Очень богатые люди, если вы заметили, периодически испытывают некое смутное чувство вины при виде вопиющей нищеты. Русские при этом тренируют выборочное зрение (без него в Москве пропадешь), а западноевропейские буржуи раз в месяц подписывают чек какой-нибудь благотворительной организации. Есть, например, такое изобретение – усыновление на расстоянии: платишь ежемесячно некую сумму денег, и на эти деньги воспитывается голодный африканский или украинский ребенок.
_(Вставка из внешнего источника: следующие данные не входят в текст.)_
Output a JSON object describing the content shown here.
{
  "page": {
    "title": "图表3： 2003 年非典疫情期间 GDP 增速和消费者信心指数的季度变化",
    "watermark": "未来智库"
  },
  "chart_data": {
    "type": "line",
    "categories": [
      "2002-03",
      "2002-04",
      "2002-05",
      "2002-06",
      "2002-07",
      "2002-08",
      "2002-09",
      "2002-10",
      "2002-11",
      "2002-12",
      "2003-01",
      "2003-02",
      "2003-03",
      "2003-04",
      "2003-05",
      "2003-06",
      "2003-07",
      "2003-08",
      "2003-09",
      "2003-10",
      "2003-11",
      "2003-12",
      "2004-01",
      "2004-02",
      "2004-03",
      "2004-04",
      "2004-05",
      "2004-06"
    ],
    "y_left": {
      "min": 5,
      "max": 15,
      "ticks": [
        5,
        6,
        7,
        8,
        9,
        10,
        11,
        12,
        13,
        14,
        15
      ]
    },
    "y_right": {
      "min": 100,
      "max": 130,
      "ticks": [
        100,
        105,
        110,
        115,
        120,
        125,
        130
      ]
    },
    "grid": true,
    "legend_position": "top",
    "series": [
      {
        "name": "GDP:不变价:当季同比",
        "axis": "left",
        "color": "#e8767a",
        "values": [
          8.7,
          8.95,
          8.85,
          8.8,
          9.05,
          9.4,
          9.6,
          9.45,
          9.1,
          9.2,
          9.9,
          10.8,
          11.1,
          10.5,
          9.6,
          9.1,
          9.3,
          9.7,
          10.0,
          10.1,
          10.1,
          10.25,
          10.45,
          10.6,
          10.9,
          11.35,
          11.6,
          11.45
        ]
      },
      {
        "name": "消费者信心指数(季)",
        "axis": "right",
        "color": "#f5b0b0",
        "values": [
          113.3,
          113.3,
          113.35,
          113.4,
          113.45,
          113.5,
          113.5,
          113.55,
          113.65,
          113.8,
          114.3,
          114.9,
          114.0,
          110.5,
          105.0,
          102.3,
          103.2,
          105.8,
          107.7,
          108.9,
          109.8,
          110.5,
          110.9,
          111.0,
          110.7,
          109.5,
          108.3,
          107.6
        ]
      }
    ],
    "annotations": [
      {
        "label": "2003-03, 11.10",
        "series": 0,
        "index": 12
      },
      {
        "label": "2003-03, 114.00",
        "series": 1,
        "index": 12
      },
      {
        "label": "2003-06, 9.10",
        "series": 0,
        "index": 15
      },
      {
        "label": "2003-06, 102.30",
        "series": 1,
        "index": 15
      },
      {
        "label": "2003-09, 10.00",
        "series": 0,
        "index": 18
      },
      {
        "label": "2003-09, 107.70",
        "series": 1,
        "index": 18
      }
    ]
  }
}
А вот на Лазурном Берегу жизнь организована так, что ничего неприятно бедного тебе на глаза не попадется. Ни один человек с годовым доходом ниже 50 тысяч в год здесь не появится; нищих, надо полагать, тут аккуратно травят по ночам дихлофосом, даже мусора в городе и того нет. Средиземное море, как было обещано, пронзительно лазурного цвета, цветы цветут, фонтаны журчат, небо голубеет, и официант в ресторане похож на банкира, заказ записывает в портативный маковский компьютер и говорит на всех европейских языках.
Но – внимание! Это только фон. А на всем этом фоне – цыганочка с выходом – русские на пасхальных каникулах. Бродят, как по лесу, аукают, перекликиваются («Ой, Вань, смотри, какие клоуны!»). Хуже русских только итальянцы, увешанные детьми, фотоаппаратами и приклеенные к мобильным телефонам («Кьяра! Ты знаешь, где мы сейчас? Вот ни за что не угадаешь! В Монте-Карло!»). Официанты-банкиры делают вид, что не понимают ни слова из того, что им не предназначено, вежливо слушают чудовищный французский и обслуживают публику почтительно и виртуозно. Счет тоже получается… виртуозный.
Как ни странно, нет такого размаха, как в Портофино, – там, например, был круглосуточный магазин бриллиантов «Голубая мечта». А здесь все сдержанно и достойно. Солидно и надежно. Обеспеченно и гарантированно.
И больше всего на всем Лазурном Берегу мне запомнился маленький магазинчик в Монте-Карло, сплошь заклеенный газетной хроникой из жизни королевской фамилии, а среди газетных статей – старая фотография принца, проходящего со свитой мимо дверей этого самого магазинчика. И хозяин в дверях стоит и благоговеет.